The South American country has been embroiled in a decades-old controversy with neighboring Venezuela over claims to large swaths of its territory, which includes oil-rich maritime waters offshore. Guyana maintains that this issue was settled over a century ago in an 1899 arbitral award. The matter now seems headed for the International Court of Justice (ICJ) since the existing Good Offices process, which began in 1990, will come to an end in December.

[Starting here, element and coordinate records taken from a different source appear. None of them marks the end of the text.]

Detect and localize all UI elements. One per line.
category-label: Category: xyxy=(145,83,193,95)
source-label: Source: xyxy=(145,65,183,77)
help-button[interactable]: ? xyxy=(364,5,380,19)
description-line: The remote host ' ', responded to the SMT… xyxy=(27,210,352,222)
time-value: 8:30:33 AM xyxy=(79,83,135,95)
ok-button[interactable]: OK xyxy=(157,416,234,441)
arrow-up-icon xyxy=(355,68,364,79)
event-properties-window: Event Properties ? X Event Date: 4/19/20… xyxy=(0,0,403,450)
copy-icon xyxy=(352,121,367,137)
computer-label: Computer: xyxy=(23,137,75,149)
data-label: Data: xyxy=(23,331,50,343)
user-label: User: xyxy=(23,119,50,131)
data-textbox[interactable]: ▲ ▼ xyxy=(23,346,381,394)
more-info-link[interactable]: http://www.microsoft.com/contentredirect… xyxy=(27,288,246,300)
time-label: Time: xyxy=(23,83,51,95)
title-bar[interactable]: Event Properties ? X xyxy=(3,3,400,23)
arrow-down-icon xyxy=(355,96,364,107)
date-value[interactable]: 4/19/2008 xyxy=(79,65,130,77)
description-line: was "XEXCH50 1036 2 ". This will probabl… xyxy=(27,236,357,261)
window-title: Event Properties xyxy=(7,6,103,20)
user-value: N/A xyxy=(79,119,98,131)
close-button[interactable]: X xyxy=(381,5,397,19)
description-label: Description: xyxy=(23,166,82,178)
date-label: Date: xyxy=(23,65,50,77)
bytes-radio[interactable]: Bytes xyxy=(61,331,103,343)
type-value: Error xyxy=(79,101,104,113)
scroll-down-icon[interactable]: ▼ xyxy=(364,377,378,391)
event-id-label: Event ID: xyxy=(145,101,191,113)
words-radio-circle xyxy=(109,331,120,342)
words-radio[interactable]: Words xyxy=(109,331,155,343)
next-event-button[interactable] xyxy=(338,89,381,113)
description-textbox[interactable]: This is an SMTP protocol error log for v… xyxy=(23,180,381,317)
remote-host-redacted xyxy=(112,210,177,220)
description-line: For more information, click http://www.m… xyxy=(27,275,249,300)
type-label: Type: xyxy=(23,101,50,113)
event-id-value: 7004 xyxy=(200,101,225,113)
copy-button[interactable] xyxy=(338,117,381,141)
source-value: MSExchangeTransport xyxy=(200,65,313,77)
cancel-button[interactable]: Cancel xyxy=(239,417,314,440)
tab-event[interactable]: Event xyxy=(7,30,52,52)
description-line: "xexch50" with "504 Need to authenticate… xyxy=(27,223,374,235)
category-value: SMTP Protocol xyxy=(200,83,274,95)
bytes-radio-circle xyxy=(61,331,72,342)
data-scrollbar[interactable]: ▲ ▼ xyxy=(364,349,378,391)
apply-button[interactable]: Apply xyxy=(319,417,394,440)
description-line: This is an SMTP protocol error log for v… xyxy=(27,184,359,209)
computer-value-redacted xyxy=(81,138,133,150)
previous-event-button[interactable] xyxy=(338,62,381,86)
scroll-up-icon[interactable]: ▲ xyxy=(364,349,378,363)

Mr. Trotman has repeatedly stated that this pending juridical matter is the primary reason his government has opted to not disclose details of agreements pertaining to the exploration and production of petroleum. The natural resources minister went a step further during a recent televised programme in Guyana, stating that authorities have reason to believe that persons may have been put up to gain access to these documents. “There has been, and I can only say this much; a very active effort by some others to gain access to our documents and we have every reason to even say publicly that some people have been put up to try to  gain documents on behalf of, or for obvious reasons…,” he said on Plain Talk, aired on July 26.

He was responding to a question by Moderator of the programme, Christopher Ram, who asserted that the Guyanese people had a right to be privy to the contract, and queried what can be depriving them of this.

The Minister has long maintained that legal experts looking into the territorial dispute on Guyana’s behalf have advised that the disclosure of information related to the contract be approached with caution. “We are in a very delicate year with the ICJ and we have… even though some of us are lawyers, we have received the benefit of advice from our foreign experts and advisors who are preparing us for the possibility of a juridical settlement of the matter,” he stated.

In addition to the pending court matter, Mr. Trotman said there is a clause in the Petroleum Act that seems to put the onus on disclosures in the hands of the licensee. “Right now the Petroleum Act is under scrutiny by the Commonwealth Secretariat and I’ve asked that they take a look at the Act, at this very section, to see how it could be either removed altogether or modified, because it does strangely put everything in the hands of the licensee; that the licensee shall give permission to the government,” he said.

According to the Petroleum Act, “…no information furnished, or information in a report submitted, pursuant to this Act by a licensee shall be disclosed to any person who is not a Minister, a public officer or an employee of the Guyana Geology and Mines Commission, except with the consent of the licensee.”

Christopher Ram

However, Mr. Ram, who is also an Attorney-at-Law and Chartered Accountant, said, based on his interpretation, this pertains to information in a report, and not, in the case of an agreement between Guyana and ExxonMobil, the contract itself. “I reject completely any interpretation of the Petroleum Exploration Act that seeks to prevent the full disclosure of petroleum contracts and agreements,” he told Oilnow.

UN Secretary-General Antonio Guterres is on record as saying that if by the end of 2017 there is no significant progress towards arriving at a full agreement for the solution of the controversy; he will choose the ICJ as the next means of settlement, unless the governments of Guyana and Venezuela jointly request that he refrain from doing so.